Throughout the world there are exponential changes occurring that are going to impact on the lives of our learners. We need to be highly aware of these changes as we prepare learners for their future lives. The three major factors are contributing to these changes:
Technology is changing our lives. If you were to cast your mind back 10 years ago (before smartphones, Facebook and 3D printers) not even futurists were able to predict the advance in technology. What will the next 10 years bring? A wide range of technologies are influencing what the future workforce will look like. At the time of writing this piece buildings are now being 3D printed overnight for a fraction of the cost of building, robots are completing surgeries and the first unmanned trucks have completed delivery of goods across America. It is impossible to accurately predict what jobs will actually exist in the future.
There are now more people on earth than at any time EVER.
Can the planet sustain this? Food, water, fuel, air…. How many people can the earth sustain. Recent research has indicated that if the average person consumed as much water as a person in India, the earth could sustain 15 billion people. However if we took the average water use of a person in North America the figure would be 1.5 billion. The current population of the world is 7.5 billion. Never before have issues such as sustainability been so important.
The world is shrinking. As a result of technology people can communicate seamlessly in real time and travel is fast, efficient and increasingly affordable. This provides more opportunity to collaborate and connect, but also creates pressures on the workforce. It is now not good enough to be the best in your country, you need to be competitive on the world stage. An understanding of cultural difference is now only a fraction of what is required of our learners. There has never been more opportunity to collaborate and connect.
Sir Ken Robinson believes that these pressures have some implications for curriculum design. He believes that the purpose of education is:
‘To enable students to understand the world around them and the talents within them so that they can become fulfilled individuals and active, compassionate citizens’.
He also believes that an effective curriculum is made up of two major parts:
The world outside us (of our skins)- history, traditions.
The world exists only because you do- your world alone.
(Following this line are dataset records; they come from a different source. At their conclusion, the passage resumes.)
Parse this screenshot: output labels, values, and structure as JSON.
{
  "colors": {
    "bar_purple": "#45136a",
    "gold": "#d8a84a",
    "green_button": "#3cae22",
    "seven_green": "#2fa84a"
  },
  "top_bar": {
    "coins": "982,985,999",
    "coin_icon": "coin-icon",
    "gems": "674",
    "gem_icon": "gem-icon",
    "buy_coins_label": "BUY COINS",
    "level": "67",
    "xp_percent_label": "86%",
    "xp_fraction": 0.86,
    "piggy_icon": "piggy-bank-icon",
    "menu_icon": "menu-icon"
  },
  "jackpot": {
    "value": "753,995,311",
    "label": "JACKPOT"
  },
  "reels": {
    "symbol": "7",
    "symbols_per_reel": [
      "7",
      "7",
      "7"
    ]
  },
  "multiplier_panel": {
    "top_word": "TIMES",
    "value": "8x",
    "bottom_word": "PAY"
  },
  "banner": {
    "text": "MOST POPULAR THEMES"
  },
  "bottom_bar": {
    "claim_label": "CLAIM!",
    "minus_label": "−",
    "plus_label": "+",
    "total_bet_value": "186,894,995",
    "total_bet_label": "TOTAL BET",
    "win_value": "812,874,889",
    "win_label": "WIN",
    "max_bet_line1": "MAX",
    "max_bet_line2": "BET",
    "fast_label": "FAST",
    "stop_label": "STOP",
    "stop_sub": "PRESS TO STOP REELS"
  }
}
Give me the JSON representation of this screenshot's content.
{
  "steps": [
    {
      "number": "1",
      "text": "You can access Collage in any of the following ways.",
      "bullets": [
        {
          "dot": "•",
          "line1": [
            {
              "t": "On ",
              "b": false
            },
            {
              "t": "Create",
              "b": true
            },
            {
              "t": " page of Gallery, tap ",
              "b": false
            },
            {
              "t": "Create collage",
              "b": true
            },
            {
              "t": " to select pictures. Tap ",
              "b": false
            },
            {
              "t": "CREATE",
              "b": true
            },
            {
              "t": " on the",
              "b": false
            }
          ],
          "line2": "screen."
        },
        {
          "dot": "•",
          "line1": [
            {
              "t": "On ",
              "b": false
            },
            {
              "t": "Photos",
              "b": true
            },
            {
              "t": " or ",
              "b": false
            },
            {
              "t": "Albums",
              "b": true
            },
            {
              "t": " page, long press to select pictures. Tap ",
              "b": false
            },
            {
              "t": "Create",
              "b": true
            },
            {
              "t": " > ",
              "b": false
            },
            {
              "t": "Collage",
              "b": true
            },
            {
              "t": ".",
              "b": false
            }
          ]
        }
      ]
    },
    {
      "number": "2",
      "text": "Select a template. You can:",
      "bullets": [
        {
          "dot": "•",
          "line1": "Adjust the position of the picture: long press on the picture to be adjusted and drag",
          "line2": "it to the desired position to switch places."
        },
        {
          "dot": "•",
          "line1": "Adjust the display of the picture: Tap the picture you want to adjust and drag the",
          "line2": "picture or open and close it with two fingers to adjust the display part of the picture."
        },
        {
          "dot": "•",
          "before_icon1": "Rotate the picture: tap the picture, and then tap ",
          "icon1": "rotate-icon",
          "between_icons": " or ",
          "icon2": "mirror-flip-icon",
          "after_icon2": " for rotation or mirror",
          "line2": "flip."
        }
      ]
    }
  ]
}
Learners inner world.
Can we bring the learners inner world into the curriculum world...Education doesn’t cater for the learners inner world…..
We believe that these two aspects are played out via our:
-Emerging curriculum framework which has sustainability, citizenship, enterprise, hauora and globalisation at it's centre.
-Our SNS Learner attributes.
We look forward to sharing more of our curriculum development at a parent evening or session this term.